39面は森友学園が運営する幼稚園での教育の中身についての大きな記事。2015年秋の運動会の映像を入手したとして、その異様な光景について具体的に書いている。代表の園児4人による「選手宣誓」では、「日本を悪者として扱っている中国、韓国が心改め、歴史教科書でうそを教えないよう、お願いいたします。安倍首相がんばれ、安倍首相がんばれ。安保法制国会通過良かったです」と言わされている。この点は国会でも質問され、安倍氏も「『安倍総理がんばれ』とか、園児に言ってもらいたいということはさらさらないし、私は適切でないと思う」と答弁している。
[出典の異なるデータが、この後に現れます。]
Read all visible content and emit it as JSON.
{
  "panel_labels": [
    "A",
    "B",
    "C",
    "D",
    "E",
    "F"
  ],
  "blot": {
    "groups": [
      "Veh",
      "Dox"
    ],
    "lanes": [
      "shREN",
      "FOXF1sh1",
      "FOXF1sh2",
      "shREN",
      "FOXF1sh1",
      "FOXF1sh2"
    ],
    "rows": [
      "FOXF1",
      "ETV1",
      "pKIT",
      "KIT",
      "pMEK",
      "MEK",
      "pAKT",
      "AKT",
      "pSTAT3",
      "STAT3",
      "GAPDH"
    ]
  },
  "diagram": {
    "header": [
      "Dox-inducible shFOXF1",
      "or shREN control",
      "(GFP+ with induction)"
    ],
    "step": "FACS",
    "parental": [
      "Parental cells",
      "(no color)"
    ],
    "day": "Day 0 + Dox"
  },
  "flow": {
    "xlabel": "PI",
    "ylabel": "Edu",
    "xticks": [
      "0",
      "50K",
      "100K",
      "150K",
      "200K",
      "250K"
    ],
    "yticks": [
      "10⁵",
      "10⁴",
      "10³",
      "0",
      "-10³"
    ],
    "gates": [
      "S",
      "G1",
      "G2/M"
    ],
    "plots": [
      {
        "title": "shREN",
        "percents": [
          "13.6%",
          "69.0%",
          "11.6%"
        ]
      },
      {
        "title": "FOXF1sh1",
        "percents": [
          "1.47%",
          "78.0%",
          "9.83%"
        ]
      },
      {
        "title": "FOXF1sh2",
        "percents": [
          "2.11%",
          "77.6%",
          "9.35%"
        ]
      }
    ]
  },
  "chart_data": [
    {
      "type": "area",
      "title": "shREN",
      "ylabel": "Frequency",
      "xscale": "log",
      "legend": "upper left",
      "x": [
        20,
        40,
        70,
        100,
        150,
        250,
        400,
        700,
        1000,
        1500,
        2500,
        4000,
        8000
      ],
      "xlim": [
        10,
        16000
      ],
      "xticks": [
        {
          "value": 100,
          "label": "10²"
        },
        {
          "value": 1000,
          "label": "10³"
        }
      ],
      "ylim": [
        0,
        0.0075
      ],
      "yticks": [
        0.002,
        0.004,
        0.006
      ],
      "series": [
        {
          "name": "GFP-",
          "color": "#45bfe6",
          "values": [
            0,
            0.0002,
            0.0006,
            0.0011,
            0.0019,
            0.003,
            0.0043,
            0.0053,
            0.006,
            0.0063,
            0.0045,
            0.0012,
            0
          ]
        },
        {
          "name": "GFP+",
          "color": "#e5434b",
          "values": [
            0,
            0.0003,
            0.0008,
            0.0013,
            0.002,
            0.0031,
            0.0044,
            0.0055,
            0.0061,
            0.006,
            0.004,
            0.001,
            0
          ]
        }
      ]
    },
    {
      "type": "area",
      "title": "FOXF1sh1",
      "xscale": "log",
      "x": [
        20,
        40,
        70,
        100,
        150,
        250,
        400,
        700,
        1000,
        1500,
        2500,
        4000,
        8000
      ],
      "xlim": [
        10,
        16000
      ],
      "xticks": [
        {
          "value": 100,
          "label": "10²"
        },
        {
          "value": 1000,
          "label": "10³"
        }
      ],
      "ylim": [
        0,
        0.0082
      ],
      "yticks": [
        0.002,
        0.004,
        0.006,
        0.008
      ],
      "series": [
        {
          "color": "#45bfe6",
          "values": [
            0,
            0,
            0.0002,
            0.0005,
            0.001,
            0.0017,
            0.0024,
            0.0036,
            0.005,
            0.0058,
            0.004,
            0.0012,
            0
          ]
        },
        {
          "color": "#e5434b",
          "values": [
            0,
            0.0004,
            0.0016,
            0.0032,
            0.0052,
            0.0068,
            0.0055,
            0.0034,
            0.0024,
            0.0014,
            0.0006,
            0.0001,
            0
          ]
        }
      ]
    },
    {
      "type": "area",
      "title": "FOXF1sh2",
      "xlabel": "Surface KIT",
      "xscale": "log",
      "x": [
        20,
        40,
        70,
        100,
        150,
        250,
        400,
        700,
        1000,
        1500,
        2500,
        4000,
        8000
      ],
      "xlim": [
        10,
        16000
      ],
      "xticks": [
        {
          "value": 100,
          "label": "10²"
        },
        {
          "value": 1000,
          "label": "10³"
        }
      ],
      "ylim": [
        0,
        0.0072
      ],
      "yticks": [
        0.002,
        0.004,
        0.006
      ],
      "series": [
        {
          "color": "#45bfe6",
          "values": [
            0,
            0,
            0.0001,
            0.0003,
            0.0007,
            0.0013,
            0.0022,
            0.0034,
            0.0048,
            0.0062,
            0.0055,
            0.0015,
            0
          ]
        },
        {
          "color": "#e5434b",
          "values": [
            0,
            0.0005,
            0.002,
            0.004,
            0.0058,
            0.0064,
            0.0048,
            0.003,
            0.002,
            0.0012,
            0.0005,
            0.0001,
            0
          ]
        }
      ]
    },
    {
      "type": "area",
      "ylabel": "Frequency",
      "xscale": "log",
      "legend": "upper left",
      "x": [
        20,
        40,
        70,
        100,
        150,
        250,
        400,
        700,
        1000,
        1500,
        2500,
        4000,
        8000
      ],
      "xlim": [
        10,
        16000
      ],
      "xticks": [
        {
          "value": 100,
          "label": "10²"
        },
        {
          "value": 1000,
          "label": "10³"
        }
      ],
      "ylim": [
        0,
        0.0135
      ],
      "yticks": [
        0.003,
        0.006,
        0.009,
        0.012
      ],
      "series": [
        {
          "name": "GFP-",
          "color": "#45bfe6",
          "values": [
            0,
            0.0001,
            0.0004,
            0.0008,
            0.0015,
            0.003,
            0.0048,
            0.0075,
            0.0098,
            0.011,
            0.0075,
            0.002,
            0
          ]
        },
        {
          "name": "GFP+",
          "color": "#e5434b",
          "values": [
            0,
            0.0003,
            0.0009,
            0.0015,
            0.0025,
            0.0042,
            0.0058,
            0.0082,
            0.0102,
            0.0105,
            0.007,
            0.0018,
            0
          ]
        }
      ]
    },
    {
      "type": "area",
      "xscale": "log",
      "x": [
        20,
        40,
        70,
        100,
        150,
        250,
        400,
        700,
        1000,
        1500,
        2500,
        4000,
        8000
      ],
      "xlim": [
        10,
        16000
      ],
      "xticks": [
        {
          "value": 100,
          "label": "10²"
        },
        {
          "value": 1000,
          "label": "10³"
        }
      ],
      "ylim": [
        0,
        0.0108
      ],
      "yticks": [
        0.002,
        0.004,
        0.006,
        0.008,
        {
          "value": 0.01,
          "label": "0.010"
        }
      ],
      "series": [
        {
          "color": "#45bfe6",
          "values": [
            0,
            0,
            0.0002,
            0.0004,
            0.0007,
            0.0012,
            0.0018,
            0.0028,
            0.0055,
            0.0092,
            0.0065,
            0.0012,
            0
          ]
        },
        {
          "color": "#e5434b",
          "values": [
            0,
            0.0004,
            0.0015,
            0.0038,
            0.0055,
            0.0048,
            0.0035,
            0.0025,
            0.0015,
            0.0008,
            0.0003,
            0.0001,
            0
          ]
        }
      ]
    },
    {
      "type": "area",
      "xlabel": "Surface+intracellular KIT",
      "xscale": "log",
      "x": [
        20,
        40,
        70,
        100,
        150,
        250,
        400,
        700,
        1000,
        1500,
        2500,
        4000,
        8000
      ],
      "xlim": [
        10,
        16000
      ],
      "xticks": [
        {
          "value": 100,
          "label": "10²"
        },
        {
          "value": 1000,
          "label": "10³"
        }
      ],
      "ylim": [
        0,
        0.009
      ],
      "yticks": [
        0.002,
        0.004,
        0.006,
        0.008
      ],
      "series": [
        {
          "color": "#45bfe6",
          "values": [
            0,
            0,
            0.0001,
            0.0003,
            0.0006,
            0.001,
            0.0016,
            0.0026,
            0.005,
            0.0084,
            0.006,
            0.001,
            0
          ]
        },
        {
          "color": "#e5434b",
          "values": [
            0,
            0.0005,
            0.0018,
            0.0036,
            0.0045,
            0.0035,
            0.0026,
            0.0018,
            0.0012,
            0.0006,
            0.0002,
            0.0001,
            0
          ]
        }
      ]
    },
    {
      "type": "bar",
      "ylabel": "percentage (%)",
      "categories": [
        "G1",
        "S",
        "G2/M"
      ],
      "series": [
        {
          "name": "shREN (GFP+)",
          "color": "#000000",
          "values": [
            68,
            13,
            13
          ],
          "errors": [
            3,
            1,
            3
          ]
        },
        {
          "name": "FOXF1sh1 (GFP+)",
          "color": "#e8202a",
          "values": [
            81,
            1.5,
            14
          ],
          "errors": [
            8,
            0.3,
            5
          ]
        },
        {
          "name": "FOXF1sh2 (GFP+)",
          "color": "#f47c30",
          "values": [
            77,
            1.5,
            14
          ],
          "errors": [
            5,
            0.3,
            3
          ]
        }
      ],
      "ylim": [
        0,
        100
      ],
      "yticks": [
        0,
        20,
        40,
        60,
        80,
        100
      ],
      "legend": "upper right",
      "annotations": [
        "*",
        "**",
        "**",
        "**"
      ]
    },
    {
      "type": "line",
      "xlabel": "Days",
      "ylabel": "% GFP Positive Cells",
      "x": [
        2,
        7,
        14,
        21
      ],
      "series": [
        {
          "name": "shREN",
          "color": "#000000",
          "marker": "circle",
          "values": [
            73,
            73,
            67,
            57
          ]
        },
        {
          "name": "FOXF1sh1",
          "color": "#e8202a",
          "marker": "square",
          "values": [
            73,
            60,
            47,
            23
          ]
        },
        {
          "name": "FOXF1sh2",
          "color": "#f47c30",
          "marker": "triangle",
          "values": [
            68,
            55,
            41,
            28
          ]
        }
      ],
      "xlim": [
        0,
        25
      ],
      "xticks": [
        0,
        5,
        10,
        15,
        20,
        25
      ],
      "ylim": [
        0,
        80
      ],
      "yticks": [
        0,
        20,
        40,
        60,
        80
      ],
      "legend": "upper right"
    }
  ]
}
焦点は、こうした「教育」が、憲法や、あるいは少なくとも教育基本法に違反することを政権が認めるか否かだろうが、その段になると、「行われている教育の詳細は承知していない」とか、「所管の大阪府が監督するもの」といった逃げ口上が目立つ。教育勅語には「一旦緩急アレハ義勇公ニ奉シ以テ天壌無窮ノ皇運ヲ扶翼スヘシ」という内容を含み、まさにその内容が軍国主義教育となり、内外の膨大な犠牲にもつながっている。因みに、《朝日》が言うように、戦後、教育勅語については、衆議院で「排除に関する決議」、参議院では「失効に関する決議」がなされている。